Le neuvième cycle de négociations entre le gouvernement congolais et l’AFC/M23 s’est achevé vendredi 17 avril à Montreux, en Suisse. Cinq jours de discussions, sous l’égide de plusieurs partenaires internationaux, dont le Qatar, les États-Unis, la Suisse, l’Union africaine et le Togo, avec la participation de la MONUSCO.
Les deux parties se sont accordées sur plusieurs points à savoir la libération de détenu et le déploiement imminent sur le terrain d’un mécanisme de contrôle du cessez-le-feu.
Le gouvernement et l’AFC/M23 se sont engagés à garantir un accès « rapide, sûr et sans entrave » à l’aide humanitaire, tout en insistant sur la nécessité d’éviter tout détournement ou instrumentalisation de l’assistance vitale destinée aux populations déplacées.
Cependant, aucun accord n’a été trouvé sur un point clé notamment sur les questions judiciaires et l’accès humanitaire.
Sur le plan judiciaire, le gouvernement congolais a refusé la demande de l’AFC/M23 engagée à la levée de condamnations à mort visant certains de ses membres, ainsi que l’abandon de poursuites contre d’autres.
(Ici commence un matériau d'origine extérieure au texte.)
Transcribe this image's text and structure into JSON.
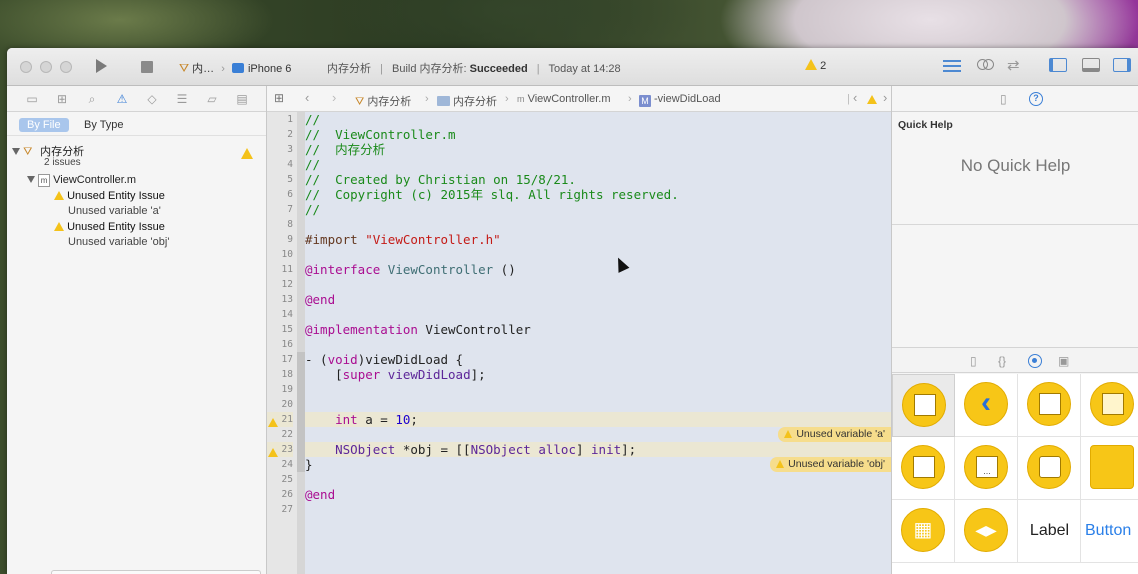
{
  "toolbar": {
    "scheme_name": "内…",
    "device": "iPhone 6",
    "activity_project": "内存分析",
    "activity_build": "Build 内存分析: ",
    "activity_status": "Succeeded",
    "activity_time": "Today at 14:28",
    "warning_count": "2"
  },
  "navigator": {
    "filter_by_file": "By File",
    "filter_by_type": "By Type",
    "project_name": "内存分析",
    "project_issue_count": "2 issues",
    "file_name": "ViewController.m",
    "issues": [
      {
        "title": "Unused Entity Issue",
        "detail": "Unused variable 'a'"
      },
      {
        "title": "Unused Entity Issue",
        "detail": "Unused variable 'obj'"
      }
    ]
  },
  "jumpbar": {
    "project": "内存分析",
    "group": "内存分析",
    "file": "ViewController.m",
    "method": "-viewDidLoad"
  },
  "code": {
    "line_numbers": [
      "1",
      "2",
      "3",
      "4",
      "5",
      "6",
      "7",
      "8",
      "9",
      "10",
      "11",
      "12",
      "13",
      "14",
      "15",
      "16",
      "17",
      "18",
      "19",
      "20",
      "21",
      "22",
      "23",
      "24",
      "25",
      "26",
      "27"
    ],
    "l1": "//",
    "l2": "//  ViewController.m",
    "l3": "//  内存分析",
    "l4": "//",
    "l5": "//  Created by Christian on 15/8/21.",
    "l6": "//  Copyright (c) 2015年 slq. All rights reserved.",
    "l7": "//",
    "l9_kw": "#import ",
    "l9_str": "\"ViewController.h\"",
    "l11_kw": "@interface",
    "l11_cls": "ViewController",
    "l11_rest": " ()",
    "l13": "@end",
    "l15_kw": "@implementation",
    "l15_rest": " ViewController",
    "l17_a": "- (",
    "l17_kw": "void",
    "l17_b": ")viewDidLoad {",
    "l18_a": "    [",
    "l18_kw": "super",
    "l18_m": " viewDidLoad",
    "l18_b": "];",
    "l21_kw": "int",
    "l21_a": " a = ",
    "l21_num": "10",
    "l21_b": ";",
    "l23_t1": "NSObject",
    "l23_a": " *obj = [[",
    "l23_t2": "NSObject",
    "l23_m1": " alloc",
    "l23_b": "] ",
    "l23_m2": "init",
    "l23_c": "];",
    "l24": "}",
    "l26": "@end",
    "warn_21": "Unused variable 'a'",
    "warn_23": "Unused variable 'obj'"
  },
  "utilities": {
    "quick_help_title": "Quick Help",
    "quick_help_empty": "No Quick Help",
    "library_label": "Label",
    "library_button": "Button"
  },
  "colors": {
    "comment": "#1a8a1a",
    "string": "#c41a16",
    "keyword": "#aa0d91",
    "warning": "#f4c21a",
    "accent": "#3b7fd6"
  }
}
Si Kinshasa souhaite la réouverture de l’aéroport international de Goma fermé il y a plus d’une année, le mouvement de l’AFC/M23 redoute une utilisation militaire de cette infrastructure stratégique.
-Quelle lecture faire des conclusions issues de ce 9ème round des négociations entre le gouvernement congolais et l’AFC/M23 ?
Invitations :
-Carly Nzanzu Kasivita, députée nationale élue du territoire de Beni. Il est vice-président de la commission défense et sécurité à l’Assemblée nationale. Il est également gouverneur honoraire de la province du Nord-Kivu et cadre de l’Union sacrée de la nation.
-Nico Mayengele, avocat, il est président de la commission Justice, droits humains et démocratie de la coalition Lamuka. Il est également président du parti politique Le Congo normal.
-Reagan Miviri, avocat et chercheur à Ebuteli, partenaire de recherche du Groupe d’étude sur le Congo (GEC).